Avant, et en tant que vieux DSI je m’y connais, tout était simple : lorsque que quelqu’un se présentait, on pouvait facilement identifier son métier. Face à ceux qui affirmaient : « Je suis directeur informatique », on pouvait imaginer son profil de poste et ses compétences.
De même, pour ceux qui exerçaient le métier de « responsable d’exploitation », d’ « administrateur de bases de données », de « responsable de la sécurité des systèmes d’information » ou, chez les fournisseurs, les fonctions de responsable commercial, d’expert en CRM ou de technicien support. C’était un peu plus difficile pour ceux qui se présentaient en tant que consultant, malgré tout on imaginait quand même le type de job.

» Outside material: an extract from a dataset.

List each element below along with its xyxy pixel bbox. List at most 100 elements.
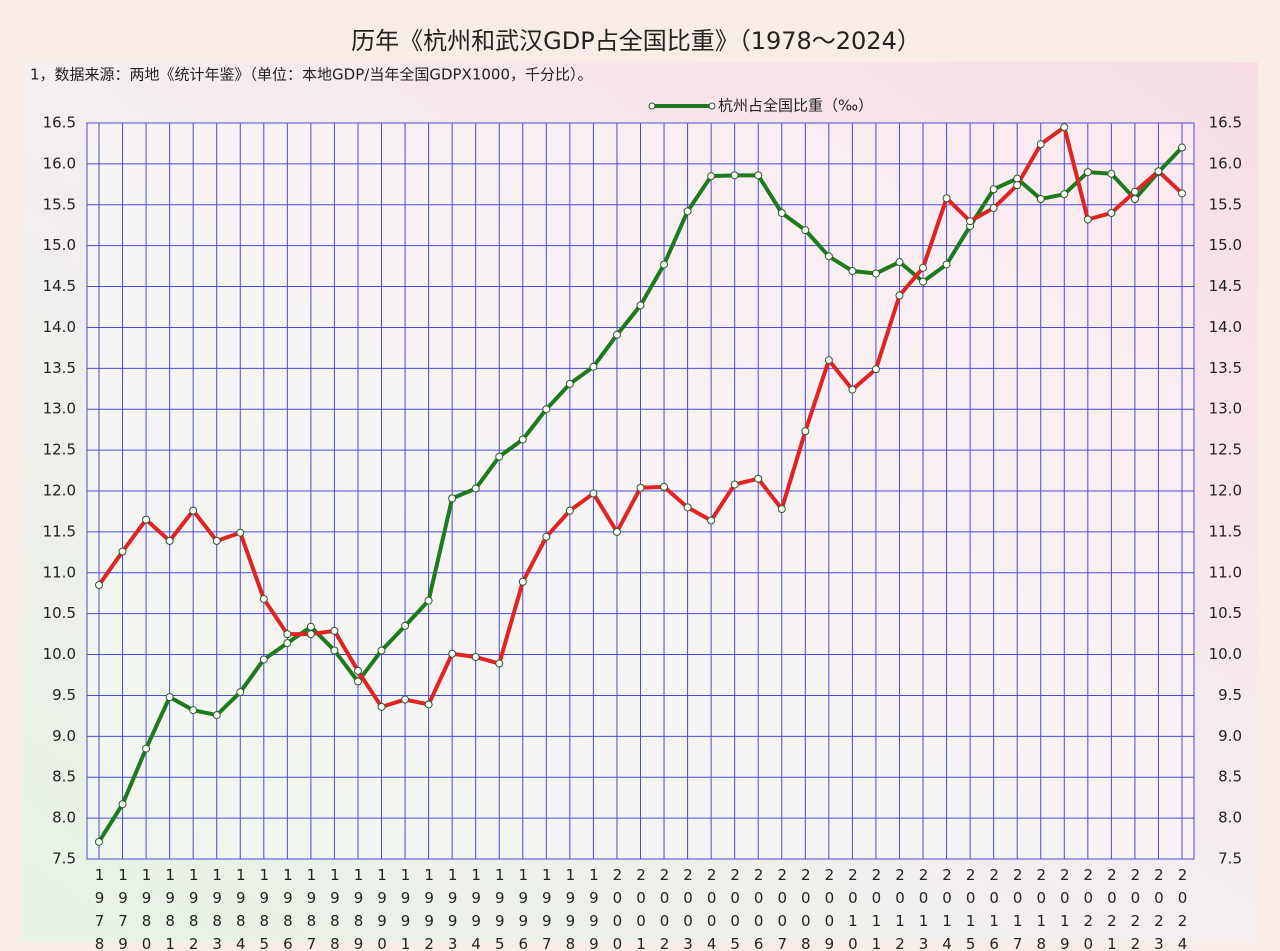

Mais aujourd’hui, on s’y retrouve de moins en moins. Il suffit, pour s’en convaincre, de parcourir les profils LinkedIn. Bien malin celui qui pourra identifier précisément le métier et, surtout, les compétences associées à la formulation imaginée par les utilisateurs. Des exemples (véridiques, bien sûr) ? Il y en a pléthore : on trouve ainsi des appellations telles que strategic digital leader, des helpers de growth companies, des advisors en stratégie, des affûteurs de technologies, des on-boarders de talents, des accompagnateurs d’entreprises grands comptes, des transformateurs du digital, des boosters de transformation, des directeurs de la monétisation digitale, sans oublier de multiples keynotes speakers et autres coachs en tout et en rien, dont on se demande comment ils gagnent leur vie et, surtout, l’état psychologique de ceux qui font appel à eux.
D’ailleurs, chaque année, LinkedIn publie la liste des dix mots clés qualifiés de « buzzword » pour désigner des métiers. Par exemple, dans la liste 2018 : experienced (évidemment…), expert (c’est bien le moins…), skilled (sans blague…), motivated (heureusement, surtout pour un chômeur), focused (donc borné…), passionate (comprendre flemmard…) ou animé d’un solide leadership (ben voyons…).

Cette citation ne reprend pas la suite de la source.